Résumé
Le tamoxifène (Tam) est le principal médicament utilisé dans le monde en hormonothérapie des
cancers du sein qui expriment les récepteurs des oestrogènes (RE). Le Tam est également utilisé en
Amérique du Nord à titre préventif chez les sujets à risque. Ce médicament a été conçu comme un
antagoniste des RE et bloque par ce mécanisme les effets mitogènes de l’oestradiol qui est le
régulateur endogène de ces récepteurs. Le Tam présente malheureusement une activité agoniste des
RE dans certains tissus qui provoque des effets secondaires indésirables et la stimulation de
l’apparition de cancers de l’endomètre chez un patient sur 1000. En revanche, le Tam présente des
effets pharmacologiques qui n’impliquent pas forcément les RE tels que des effets athéroprotecteurs et
une activité antiproliférative sur certaines tumeurs qui n’expriment pas les RE. Ces observations ont
conduit à la recherche de nouvelles cibles du tamoxifène pouvant expliquer ces effets bénéfiques. Mon
travail de thèse a permis l’identification de deux cibles nouvelles du Tam qui expliquent ces effets.
Dans une première partie de ma thèse j’ai participé à l’identification d’une nouvelle cible du Tam qui
est l’acétyl-CoA cholestérol acyl transférase (ACAT). Elle agit sur le développement de la plaque
athéromateuse en favorisant l’accumulation d’esters de cholestérol. L’observation d’analogies de
structure entre le Tam et un inhibiteur de l’ACAT nous a incité à étudier l’impact du Tam sur l’activité
catalytique de l’ACAT. Nous avons montré in vitro, sur des microsomes de foie de rat, que le Tam est
un inhibiteur de l’ACAT à des concentrations thérapeutiques. Nous avons ensuite montré qu’il inhibe
la transformation des macrophages en cellules spumeuses en bloquant l’activité ACAT sur ces
cellules. Ce mécanisme peut donc expliquer les effets athéroprotecteurs du Tam.
Il est établi depuis de nombreuses années que le Tam se fixe avec haute affinité sur le site de liaison
microsomal des antioestrogènes (AEBS) qui n’avait pas été identifié. Nous avons dans une seconde
partie étudié l’implication des AEBS dans le contrôle de la prolifération de cellules tumorales
mammaires. L’équipe a identifié le site AEBS en démontrant qu’il est constitué par l’association de
deux enzymes impliquées dans la biosynthèse du cholestérol. Nous avons montré que les ligands
d’AEBS dont le Tam et un ligand sélectif le N,N pyrrolidino [4 benzyl) phenoxy éthanamine] (PBPE),
entraînent l’accumulation massive des substrats de ces enzymes dans les cellules : le zymostenol et le
7-déhydrocholestérol. Nous avons étudié l’impact de cette inhibition sur le contrôle de la prolifération
de cellules tumorales mammaires. Nous montrons que le PBPE et la Tam induisent un blocage du
cycle cellulaire et des caractéristiques de différenciation sur les cellules tumorales mammaires
humaines (MCF7).

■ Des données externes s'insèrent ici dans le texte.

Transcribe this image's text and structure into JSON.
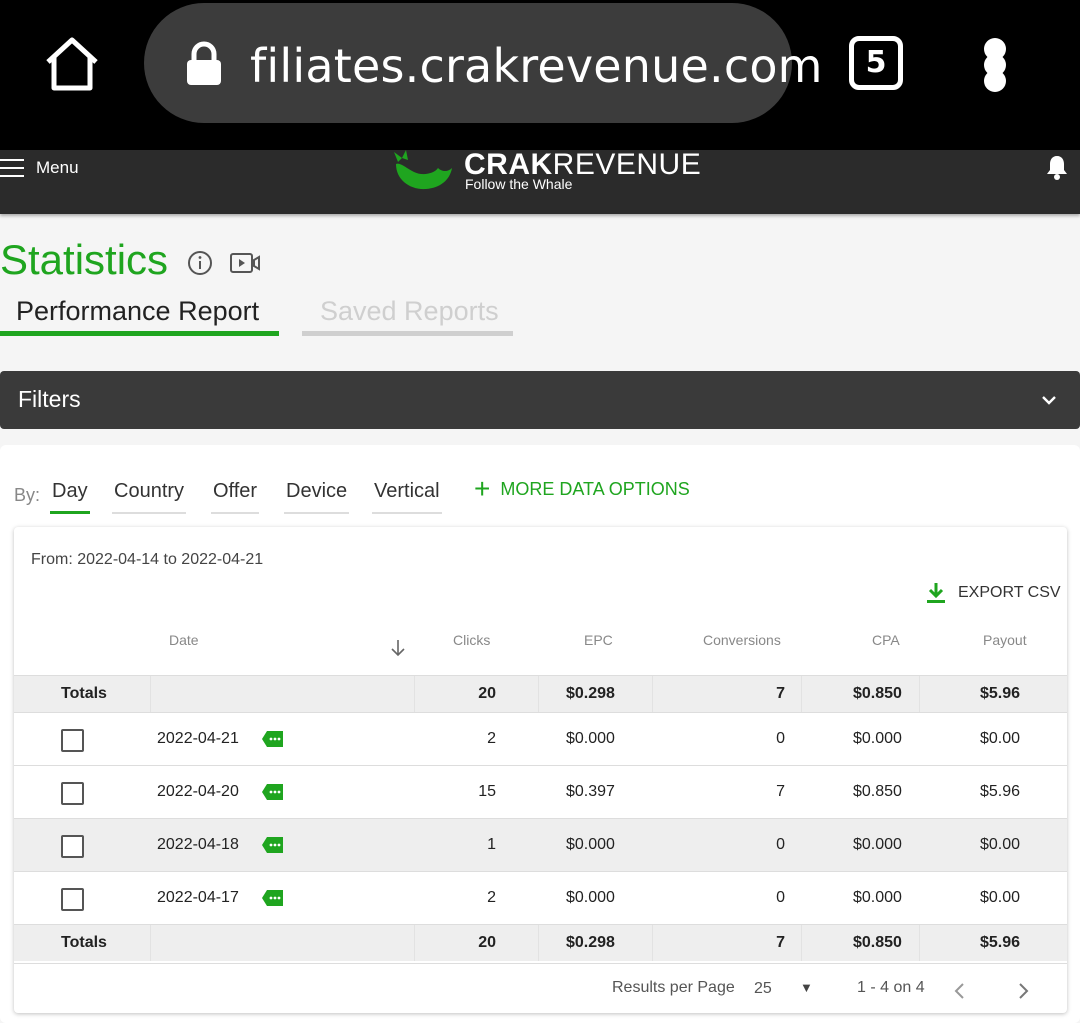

Le PBPE et le Tam induisent l’accumulation et la sécrétion de lipides et de
protéines du lait. Ces effets apparaissent indépendants du récepteur des œstrogènes puisqu’observés
avec le PBPE. Cependant, des lignées tumorales mammaires qui n’expriment pas ou peu de RE ont
une moindre sensibilité aux drogues. Les effets différenciants observés avec le PBPE et le Tam sont
aussi produits par le zymosténol et le 7-dehydrocholesterol. Ces observations établissent donc un lien
entre le site AEBS et le contrôle de la prolifération et de la différenciation des cellules tumorales
mammaires humaines. De plus, nous avons établi que cet effet est conditionné par la production de
produits d’oxydation du zymostenol et du 7-déhydrocholestérol. En effet, l’addition d’antioxydants
tels que la vitamine E inhibe la transformation des stérols en oxystérols et les caractéristiques de
différenciation observées avec les drogues et les stérols.
Enfin, nous avons mis en évidence que l’utilisation de concentrations plus élevées et de temps
d’incubation plus longs de ligands d’AEBS induisent une mort cellulaire active. Nous avons pu
caractériser cette mort cellulaire par des modifications mitochondriales (potentiel de membrane,
relargage du cytochrome C, nucléarisation du facteur AIF), par l’accumulation de marqueurs
autophagiques ( LC3 II, autophagosomes) ainsi que par la régulation de protéines des voies
d’activation de l’autophagie comme Beclin et Bcl-2.
Lors de ces travaux nous avons donc pu mettre en évidence deux cibles importantes du tamoxifène qui
participent à son activité thérapeutique. Ces études montrent que le site AEBS constitue une cible
potentielle pour le développement d’agents anticancéreux et chémopréventifs.